Football paradise!
One weekend gone, four more to go.
Sorry ladies, leave the remote alone, grab the credit card and head off to the shops.
There's still 47 games to come.
If that doesn't launch a flood of letters to Sports Mailbox, then nothing will!
But don't be mistaken, this is men's month. We're all in football paradise and we'll stay there until the final ball is kicked on July 11.
Of course, millions of females around the world, many of whom show little interest and normally don't follow the game, will watch the action but it's unlikely they'll show the same kind of passion, unbridled elation and suicidal depression which will overcome the men when their team wins or are booted out of the competition.
And it's doubtful that many of the wives and girfriends in England will have been crying over their coffee as their partners were hurling beer bottles at the TV screen after goalkeeper Robert Green made one of the worst blunders in World Cup history, failing to grab a tepid shot from Clint Dempsey and then helped it into his own net.
So far, that's been the most memorable and astonishing incident over the last three days.
Ultimately it cost England victory over a country more engrossed in the NBA finals and rounders – sorry, baseball – than the only sport that really matters.
Keep the letters coming!
Fair enough, the US have come a long way since they beat England in the early 1950s in one of the game's biggest upsets.
But they haven't beaten their rivals across the pond in a competitive match since. And if not for Green's horrible howler on Saturday, they probably wouldn't have grabbed as much as a point.
Not that England, picked by the supreme optimists to go all the way, deserved anything more than a draw.
Once boss Fabio Capello stuck the bumbling Emile Heskey in his line-up, hopes of a win were about as likely as Green being selected for the next game.
But even Heskey emerged with less egg on the face, despite missing the best chance of the match, than the man between the sticks.
Enough of England, the mesmerising play of Lionel Messi in Argentina's 1-0 victory of Nigeria, the stunning goal by Siphiwe Tshabalala's in South Africa's wonderful performance against Mexico in the game that opened the tournament and the slick, overwhelming performance by Germany, who always save their best for major tournaments, were among the highlights.
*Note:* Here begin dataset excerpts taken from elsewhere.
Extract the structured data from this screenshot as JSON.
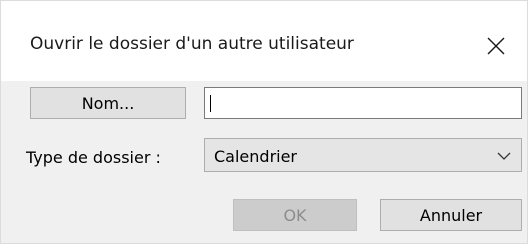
{
  "dialog": {
    "title": "Ouvrir le dossier d'un autre utilisateur",
    "close_icon": "close-icon"
  },
  "form": {
    "name_button_label": "Nom...",
    "name_input_value": "",
    "folder_type_label": "Type de dossier :",
    "folder_type_selected": "Calendrier",
    "dropdown_icon": "chevron-down-icon"
  },
  "actions": {
    "ok_label": "OK",
    "ok_enabled": false,
    "cancel_label": "Annuler"
  }
}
As for statistics, four players have already seen red and only one ref has seen fit to award a penalty despite some dubious tackles inside the box.
Apart from that glorious goal by Tshabalala, there haven't been too many spectacular shots and no goals from free kicks. And that might have something to do with the new Jabulani ball which manufacturers claim is the most perfectly designed since any before it.
Don't tell the goalkeepers, some of whom have described it something akin to a beachball.
That FIFA would wait until their showpiece event to introduce the most important piece of equipment in the game is beyond belief.
Swerving left and then right before ballooning over the bar, it certainly doesn't look perfect.
Not that Green could blame the ball. Nor Algeria's keeper Fauzi Chaachi who failed to get to the softest shots by Slovenia's Robert Koren.
But that's the nature of the game.
Brilliance and blunders are all part and parcel of football. Brace yourself for more magic and mistakes over the next four weeks.
And sorry ladies, this is only the beginning!